Sunday, April 26, 2015

Is medicine our species' cancer?

Medicine is used to fix cancer, stupid, what ARE you talking about?

Bear with me here for a second.

Assuming you believe the theory of evolution, we've arrived at each new iteration (species) by selectively breeding for traits that help us pass those traits on to the next generation. There's a key here: the traits really only need to benefit our ability to make more offspring. After the new generation is born and independent, there's questionable benefit to the parents staying alive. In practice, all the selective breedings are really accidental combinations of two people's genetic goo. The selector is the external environment (in much the same way that a dog breed is hostile to the un-cute puppies).

Medicine has improved by leaps and bounds over time. Not that long ago, being born diabetic would have been an early death sentence with a very low odds of that person having kids. Assuming diabetes has a genetic link, those exhibiting the issue would have been pruned from the gene pool  by, effectively, our species' immune system. Go back just 500 years and people with bad eyesight would likely have met the same fate.

At the species level, we self-correct failures. Testing against the real world validates which people will lead to stronger branches of descendants. Medicine counters all this. We are now able to manage poor eyesight, diabetes, mental retardation, many cancers, etc. Socially we've accepted that it's unfair to let people who lost the gene pool lottery die. This is a statement of fact, which leads to the inevitable conclusion that these people will reproduce, adding more and more defects to the species gene pool.
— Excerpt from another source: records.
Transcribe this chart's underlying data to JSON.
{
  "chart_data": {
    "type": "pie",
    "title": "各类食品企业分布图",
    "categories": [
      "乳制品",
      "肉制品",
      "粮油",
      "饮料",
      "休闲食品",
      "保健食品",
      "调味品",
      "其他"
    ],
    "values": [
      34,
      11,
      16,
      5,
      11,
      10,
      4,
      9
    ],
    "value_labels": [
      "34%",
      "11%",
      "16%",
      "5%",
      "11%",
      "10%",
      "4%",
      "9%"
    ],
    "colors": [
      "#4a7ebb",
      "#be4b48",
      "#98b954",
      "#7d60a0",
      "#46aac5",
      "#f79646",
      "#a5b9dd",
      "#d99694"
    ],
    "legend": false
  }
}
I'm not advocating eugenics here, just drawing conclusions from the state of the world as I see it. But, what's the outcome? Medicine should, in effect, keep pace with increasing rates of disease. After all, it was that effectiveness that leads to previously unfit people surviving. However, it feels like a fragile end-game. Will we reach a state where each individual has to many flaws that they require constant attention to survive? And then the next flaw causes it all to come crashing down?

In short, medicine allows our unproductive divisions to survive, and possibly take over the whole system.